Очухавшись, дварф чуть не свалился с широкой ветви. И пусть это ему в любом случае не дали бы сделать обхватившие ноги путы, он достаточно громко вскрикнул.
Стояла ночь. Поэтому первое, о чем он подумал, избежав участи оказаться подвешанным вниз головой, была слепота. Полная потеря зрения, к которому он так привык. Мгновенно подступила паника. Но тут его мозг вспомнил, что он прекрасно может обходиться и без зрения – он прошел тяжелые тренировки даврфийских воинов, где их научили, как надо драться. Поэтому он уже успел было смириться с мыслью о том, что теперь придется обходиться без глаз, как облака, ведомые ветром, явили из-за своих плотных туш одно из небесных тел этого мира – Мило. Мило представлял из себя полностью белый диск, что старательно осветил все вокруг, давая дварфу насладиться зрелищем зеленой природы.
Он онемел.
Хан еще не успел подумать о том, что это засветилось в небе, как на него свалилось столь неподражаемое зрелище. Деревья, трава, листья – всего этого прежде он не видел. Хан не думал, что мир, к которому они так стремились, будет на столько отличаться от его родного мира. Ведь там, где он родился – пустыня. Вечная и бесконечная. Их Великий город все то время, что минуло с его рождения, двигался по этой пустоши, не останавливаясь, и не встретил ни одно живое существо. Ни разу на них никто не напал. А ведь Тень Ола отмерила ему уже сотню лет, его должны были посвятить в войны, он должен был пойти учиться премудростям битвы. Однако произошло то, в результате чего он сейчас сидит здесь, абсолютно нагой и с отвалившейся челюстью пытается осознать происходящее.

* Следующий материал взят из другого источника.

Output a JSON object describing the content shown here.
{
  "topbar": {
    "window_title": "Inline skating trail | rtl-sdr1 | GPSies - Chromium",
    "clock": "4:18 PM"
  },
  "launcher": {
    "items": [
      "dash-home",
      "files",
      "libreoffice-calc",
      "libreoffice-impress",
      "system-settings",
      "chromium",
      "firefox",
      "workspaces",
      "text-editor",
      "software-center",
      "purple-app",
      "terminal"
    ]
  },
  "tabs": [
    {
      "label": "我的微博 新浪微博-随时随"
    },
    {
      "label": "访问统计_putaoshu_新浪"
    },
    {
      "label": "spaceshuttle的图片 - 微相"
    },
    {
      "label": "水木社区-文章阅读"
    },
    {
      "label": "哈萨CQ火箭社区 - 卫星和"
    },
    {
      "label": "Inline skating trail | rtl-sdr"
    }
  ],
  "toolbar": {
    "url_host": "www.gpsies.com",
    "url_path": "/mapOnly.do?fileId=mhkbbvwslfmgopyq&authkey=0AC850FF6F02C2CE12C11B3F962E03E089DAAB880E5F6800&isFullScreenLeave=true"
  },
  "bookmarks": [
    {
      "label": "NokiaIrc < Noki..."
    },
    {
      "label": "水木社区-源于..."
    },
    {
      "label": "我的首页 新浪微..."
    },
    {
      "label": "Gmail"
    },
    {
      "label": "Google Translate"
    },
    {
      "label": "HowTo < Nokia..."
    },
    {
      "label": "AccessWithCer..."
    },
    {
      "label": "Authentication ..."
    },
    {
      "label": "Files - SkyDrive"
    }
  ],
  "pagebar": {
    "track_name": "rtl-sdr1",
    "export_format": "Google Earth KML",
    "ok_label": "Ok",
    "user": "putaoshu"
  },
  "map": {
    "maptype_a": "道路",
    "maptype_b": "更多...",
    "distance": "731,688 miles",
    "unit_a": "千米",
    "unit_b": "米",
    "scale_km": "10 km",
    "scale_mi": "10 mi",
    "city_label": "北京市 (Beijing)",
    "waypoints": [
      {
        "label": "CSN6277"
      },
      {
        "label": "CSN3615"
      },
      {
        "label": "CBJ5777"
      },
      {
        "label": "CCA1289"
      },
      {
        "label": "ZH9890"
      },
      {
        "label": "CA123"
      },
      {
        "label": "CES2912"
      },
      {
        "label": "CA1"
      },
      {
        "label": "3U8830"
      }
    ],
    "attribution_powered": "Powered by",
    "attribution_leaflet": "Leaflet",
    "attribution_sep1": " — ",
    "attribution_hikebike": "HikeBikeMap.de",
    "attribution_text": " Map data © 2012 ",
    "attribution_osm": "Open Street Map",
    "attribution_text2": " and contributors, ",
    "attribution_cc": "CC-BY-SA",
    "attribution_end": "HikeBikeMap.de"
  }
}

Пустыня была непреклонно молчалива перед дварфами, он ни разу не слышал ни единого звука от нее кроме грозного шелеста песчаных бурь, что свирепствовали годами, не выпуская Великий город из своих объятий. Под напором песка стачивался даже бронированный панцирь, отлитый из самых устойчивых сплавов, изобретенных дварфами. Но вот, после той странной ночи, которую Хан едва помнил, с ним произошло столько всего, что он холодел от мысли о количестве нарушенных им запретов.
А этот мир орал. Он кричал и стенал, терзая барабанные перепонки и разум Хана. Чуткий слух просто агонизировал от незнакомых звуков, переполнивших его и начавших выплескиваться, как жидкий метал из формы, отмеренный нерадивым литейщиком. Шепот, шорох, свист, стекот, скрип, постукивание, фырканье, рычание, хрипы. Хануман оцепенел, его мозг просто забился в панике, подобно неровному валу, неумолимо дробящему стенки идеально ровного и узкого коридора.

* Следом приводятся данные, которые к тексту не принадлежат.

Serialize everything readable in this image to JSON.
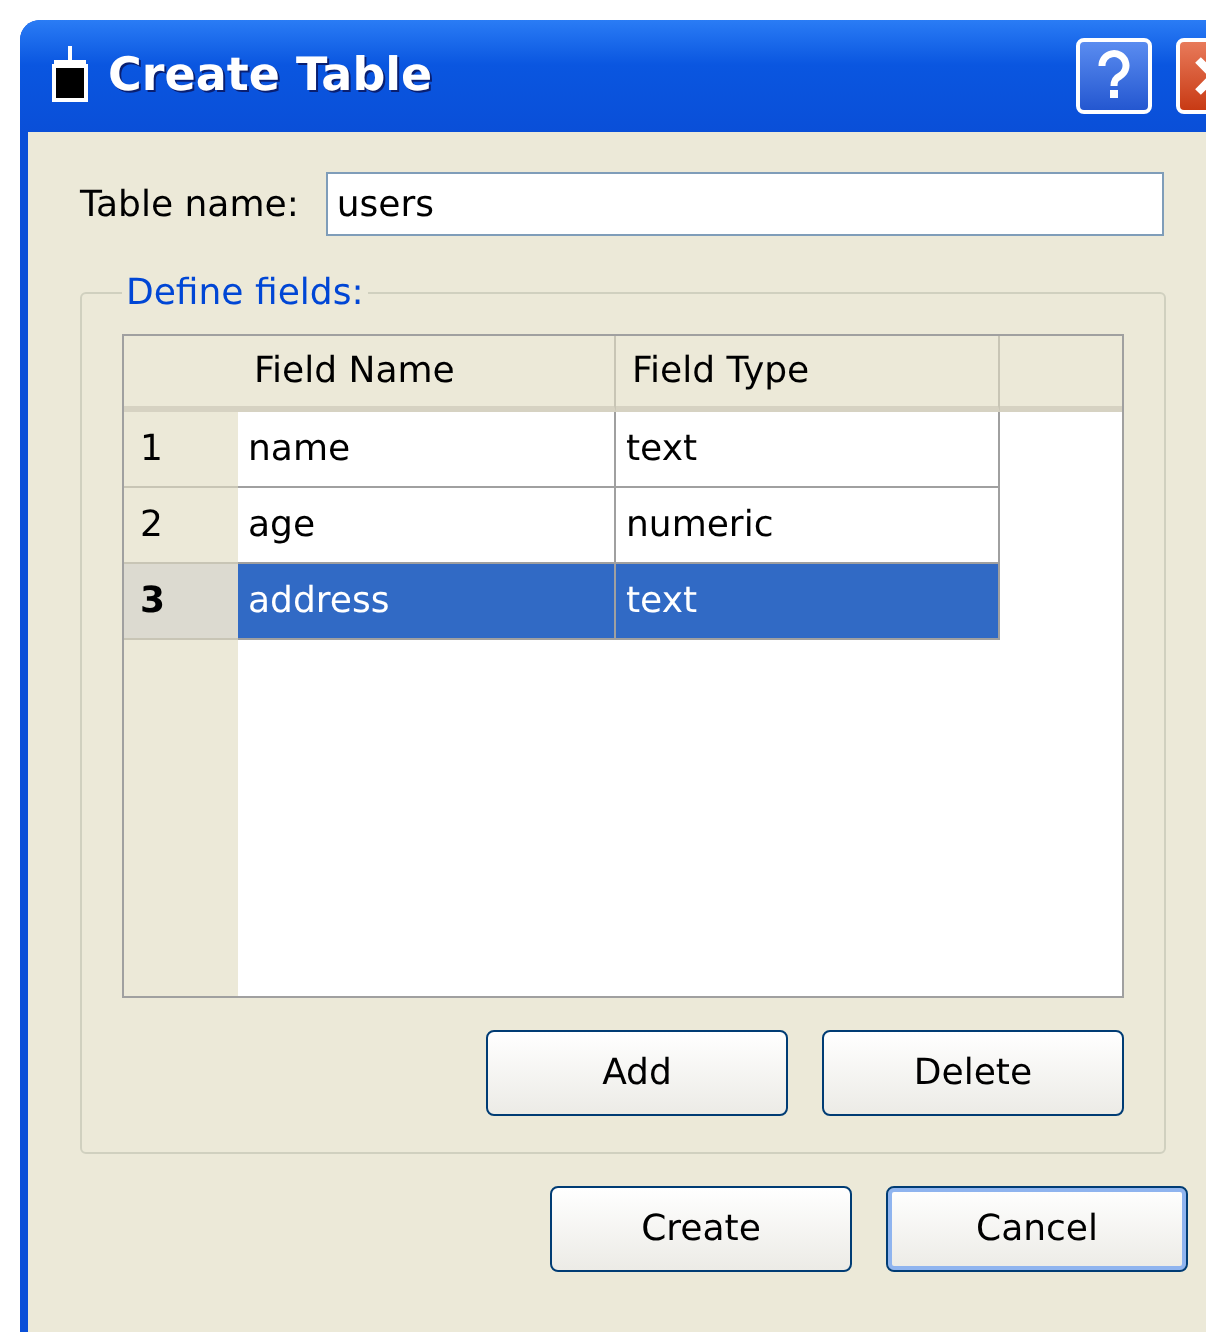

А всему виной его сестра, которая на пару сотен лет его старше. Она уже вовсю работала в лаборатории и прослыла выдающимся ученым, одним из лучших, гениев, он гордился ей. И вот однажды, когда он крепко спал после последней в его жизни, изнурительной тренировки, где надо было думать только о противниках перед тобой, а не о действиях целых отрядов и групп, в комнату ворвалась сестра, силком его подняла и почти потащила по коридорам. Тогда Хан в последний раз слышал шум турбин, лязг шестерней и мерный гул генераторов. После — все как отрезало. Полностью он очнулся уже в Междумирье, на обломках Межмирового Коридора, в окружении еще десяти дварфов-беглецов. Что ему оставалось делать?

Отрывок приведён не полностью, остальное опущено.